In my opinion, one of the most articulate men I have ever heard speak.


----------



## LadyFlynt (Feb 21, 2005)

He is the one gentleman that I can stand listening to on a regular basis.


----------



## heartoflesh (Feb 21, 2005)

He is affiliated in some way with my denomination (Christian & Missionary Alliance). This is amazing, since they take such a middle-of-the-road position on so many things.

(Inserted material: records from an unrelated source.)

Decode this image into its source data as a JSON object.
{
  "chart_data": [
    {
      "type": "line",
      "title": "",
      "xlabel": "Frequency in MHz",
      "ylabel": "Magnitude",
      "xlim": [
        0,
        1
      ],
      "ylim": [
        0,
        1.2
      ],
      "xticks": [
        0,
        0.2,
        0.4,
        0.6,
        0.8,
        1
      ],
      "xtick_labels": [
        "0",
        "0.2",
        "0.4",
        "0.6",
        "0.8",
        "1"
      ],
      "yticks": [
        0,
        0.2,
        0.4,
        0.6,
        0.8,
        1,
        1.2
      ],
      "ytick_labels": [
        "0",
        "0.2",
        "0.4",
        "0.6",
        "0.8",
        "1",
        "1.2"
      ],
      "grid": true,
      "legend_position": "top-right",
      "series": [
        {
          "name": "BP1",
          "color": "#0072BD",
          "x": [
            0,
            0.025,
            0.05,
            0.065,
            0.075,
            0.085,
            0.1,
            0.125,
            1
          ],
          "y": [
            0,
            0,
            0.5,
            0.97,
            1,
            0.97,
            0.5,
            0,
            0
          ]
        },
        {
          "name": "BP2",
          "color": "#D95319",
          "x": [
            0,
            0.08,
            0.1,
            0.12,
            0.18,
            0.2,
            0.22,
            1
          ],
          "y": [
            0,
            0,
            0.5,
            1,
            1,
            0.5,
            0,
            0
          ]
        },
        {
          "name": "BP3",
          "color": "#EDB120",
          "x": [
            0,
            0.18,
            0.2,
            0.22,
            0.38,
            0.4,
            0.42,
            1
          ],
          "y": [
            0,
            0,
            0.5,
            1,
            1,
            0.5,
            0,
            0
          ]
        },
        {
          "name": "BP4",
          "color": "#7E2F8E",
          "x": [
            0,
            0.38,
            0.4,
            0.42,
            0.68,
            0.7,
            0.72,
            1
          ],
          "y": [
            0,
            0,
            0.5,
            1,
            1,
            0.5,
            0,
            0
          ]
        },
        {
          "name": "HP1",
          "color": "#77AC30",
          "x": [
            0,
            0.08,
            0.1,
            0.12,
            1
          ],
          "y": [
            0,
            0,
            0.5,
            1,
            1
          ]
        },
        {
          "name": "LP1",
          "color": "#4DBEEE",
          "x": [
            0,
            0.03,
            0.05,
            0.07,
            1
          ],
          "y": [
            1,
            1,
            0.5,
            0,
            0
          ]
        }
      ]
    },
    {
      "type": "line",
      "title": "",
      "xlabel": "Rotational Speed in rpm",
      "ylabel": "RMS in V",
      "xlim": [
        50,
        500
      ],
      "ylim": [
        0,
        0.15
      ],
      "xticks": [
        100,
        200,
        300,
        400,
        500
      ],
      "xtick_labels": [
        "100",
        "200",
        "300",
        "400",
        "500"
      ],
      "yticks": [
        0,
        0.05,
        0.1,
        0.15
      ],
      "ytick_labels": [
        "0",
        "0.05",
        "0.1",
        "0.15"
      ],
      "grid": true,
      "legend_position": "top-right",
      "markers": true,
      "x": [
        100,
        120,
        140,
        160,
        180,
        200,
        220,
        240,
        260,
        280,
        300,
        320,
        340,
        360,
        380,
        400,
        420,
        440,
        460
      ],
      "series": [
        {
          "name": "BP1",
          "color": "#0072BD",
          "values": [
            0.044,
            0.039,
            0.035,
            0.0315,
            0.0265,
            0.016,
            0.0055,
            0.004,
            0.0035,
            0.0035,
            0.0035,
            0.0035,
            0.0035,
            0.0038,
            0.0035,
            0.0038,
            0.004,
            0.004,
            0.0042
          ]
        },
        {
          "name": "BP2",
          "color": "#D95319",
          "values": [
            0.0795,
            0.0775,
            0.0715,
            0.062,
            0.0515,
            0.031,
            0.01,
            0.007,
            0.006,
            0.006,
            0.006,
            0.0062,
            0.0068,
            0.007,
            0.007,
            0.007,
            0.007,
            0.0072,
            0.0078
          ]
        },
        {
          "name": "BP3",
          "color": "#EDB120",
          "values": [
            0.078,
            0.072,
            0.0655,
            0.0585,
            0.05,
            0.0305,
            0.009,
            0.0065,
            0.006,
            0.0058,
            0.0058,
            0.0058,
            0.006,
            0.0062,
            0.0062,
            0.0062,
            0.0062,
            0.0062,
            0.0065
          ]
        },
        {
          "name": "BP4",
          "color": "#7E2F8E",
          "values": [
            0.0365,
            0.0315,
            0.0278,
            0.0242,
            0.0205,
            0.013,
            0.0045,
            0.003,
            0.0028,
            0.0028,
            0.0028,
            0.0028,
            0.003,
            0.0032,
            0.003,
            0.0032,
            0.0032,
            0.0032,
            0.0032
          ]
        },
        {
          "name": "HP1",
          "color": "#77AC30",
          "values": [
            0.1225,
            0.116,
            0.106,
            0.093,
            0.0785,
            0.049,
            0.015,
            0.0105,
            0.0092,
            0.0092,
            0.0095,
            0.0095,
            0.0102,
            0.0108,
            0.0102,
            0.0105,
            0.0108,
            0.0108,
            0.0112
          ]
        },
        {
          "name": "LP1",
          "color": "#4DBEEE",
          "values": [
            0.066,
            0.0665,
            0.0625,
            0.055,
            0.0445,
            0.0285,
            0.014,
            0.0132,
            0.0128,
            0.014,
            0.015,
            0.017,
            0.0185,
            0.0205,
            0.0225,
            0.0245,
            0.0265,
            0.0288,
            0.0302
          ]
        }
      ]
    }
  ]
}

A.W Tozer is our other "big guy"-- possibly the most Calvinistic sounding Arminian you'll ever read.


----------



## SmokingFlax (Feb 21, 2005)

I just happened upon the end of a radio broadcast of Ravi debating some atheist guy (and a few other folks: a Hindoo and someone else (???)) yesterday afternoon. He sounded practically presup in his closing. He put his finger on the atheist's unworkable, meaningless and irrational worldview. 
It was nice, and he was very gracious. I have only heard him a handful of times but I always enjoyed listening.


----------



## Average Joey (Feb 21, 2005)

Here is a link to an archive to all of his radio broadcasts.You can stream or download them:

http://resources.christianity.com/ministries/rzim/main/searchItems.jhtml

Here is the official website:

http://www.rzim.org/index.php

[Edited on 2-21-2005 by Average Joey]


----------



## alwaysreforming (Feb 22, 2005)

I too love Ravi!
The guy is NEVER at a loss for words. He is articulate, eloquent, intelligent, poignant, and gracious....ALWAYS! That's a hard combination to beat!

Oh, yes, I almost left one out... "interesting."


----------



## Authorised (Feb 22, 2005)

Amen...I can't say anything bad about him.


Sometimes I can't tell whether he's Irish, Scottish or Indian!


(he's Indian...)


----------



## SolaScriptura (Feb 22, 2005)

Yes... and one time I was listening to him deliver a sermon and he offered practical tips on how to witness to new agers. Very helpful.


----------